До шести оставался еще час с гаком, и мы с Феликсом решил переждать это время в садике напротив, поскольку и поговорить обо многом толком еще не успели. Выходило - не было бы счастья, да несчастье помогло.

Садик напротив был небольшой, уютный, и назывался "Морской" - по неказистому памятничку морякам Волго-Каспийской флотилии, погибшим в гражданскую войну. Памятничек этот - высеченная из гранита пароходная труба и перед нею пулемет, перевитый пулеметными лентами, - ничуть не походил на прочие монументы, воздвигнутые в разных местах города, была в нем какая-то особая теплота и наивность, свойственная сельским кладбищам. Вокруг памятника цвели поблекшие от жары ирисы и петуньи, в песочнице копошились малыши в белых панамках, выпекая из сыроватого на глубине песка неизменные куличики, старушка под ажурной тенью акации то ли дремала, то ли что-то вязала на спицах. Сюда мало кто заходил, особенно в дневные часы. В сторонке, под тентом, среди пустых столиков скучал официант, читая газету. Он радостно встрепенулся, увидев нас, и кинулся нам навстречу. Мы заказали по чашке кофе и - чтобы не огорчать официанта - немного коньяку.

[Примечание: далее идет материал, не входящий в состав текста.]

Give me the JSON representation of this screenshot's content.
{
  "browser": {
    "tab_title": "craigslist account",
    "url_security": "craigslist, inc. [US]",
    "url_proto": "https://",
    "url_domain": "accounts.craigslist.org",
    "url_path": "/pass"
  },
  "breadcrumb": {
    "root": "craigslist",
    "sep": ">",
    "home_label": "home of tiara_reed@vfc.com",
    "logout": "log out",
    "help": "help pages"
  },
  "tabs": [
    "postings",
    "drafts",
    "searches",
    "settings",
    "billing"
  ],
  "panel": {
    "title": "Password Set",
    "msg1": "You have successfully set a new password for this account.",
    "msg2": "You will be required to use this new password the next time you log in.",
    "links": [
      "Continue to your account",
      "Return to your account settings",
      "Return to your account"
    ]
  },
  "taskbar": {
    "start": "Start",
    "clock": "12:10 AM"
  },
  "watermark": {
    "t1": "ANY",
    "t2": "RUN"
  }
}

Стоял томительный предвечерний зной, вдобавок насыщенный испарениями от изрезавших город рек и каналов, и то ли этот одуряющий зной, то ли коньяк, но пространство вокруг вскоре стало казаться зыбким, плывучим, время - легко проницаемым, перемены, которые в каждом из нас произошли, - несущественными... Впрочем, Феликс и в самом деле мало переменился - те же частые веснушки, рассыпанные по всему лицу, те же толстые, словно набухшие губы, те же очки с очень сильными, выпуклыми линзами, придающие близоруким его глазам растерянное, беспомощное выражение, из-за чего в школе он считался тюфяком, рохлей.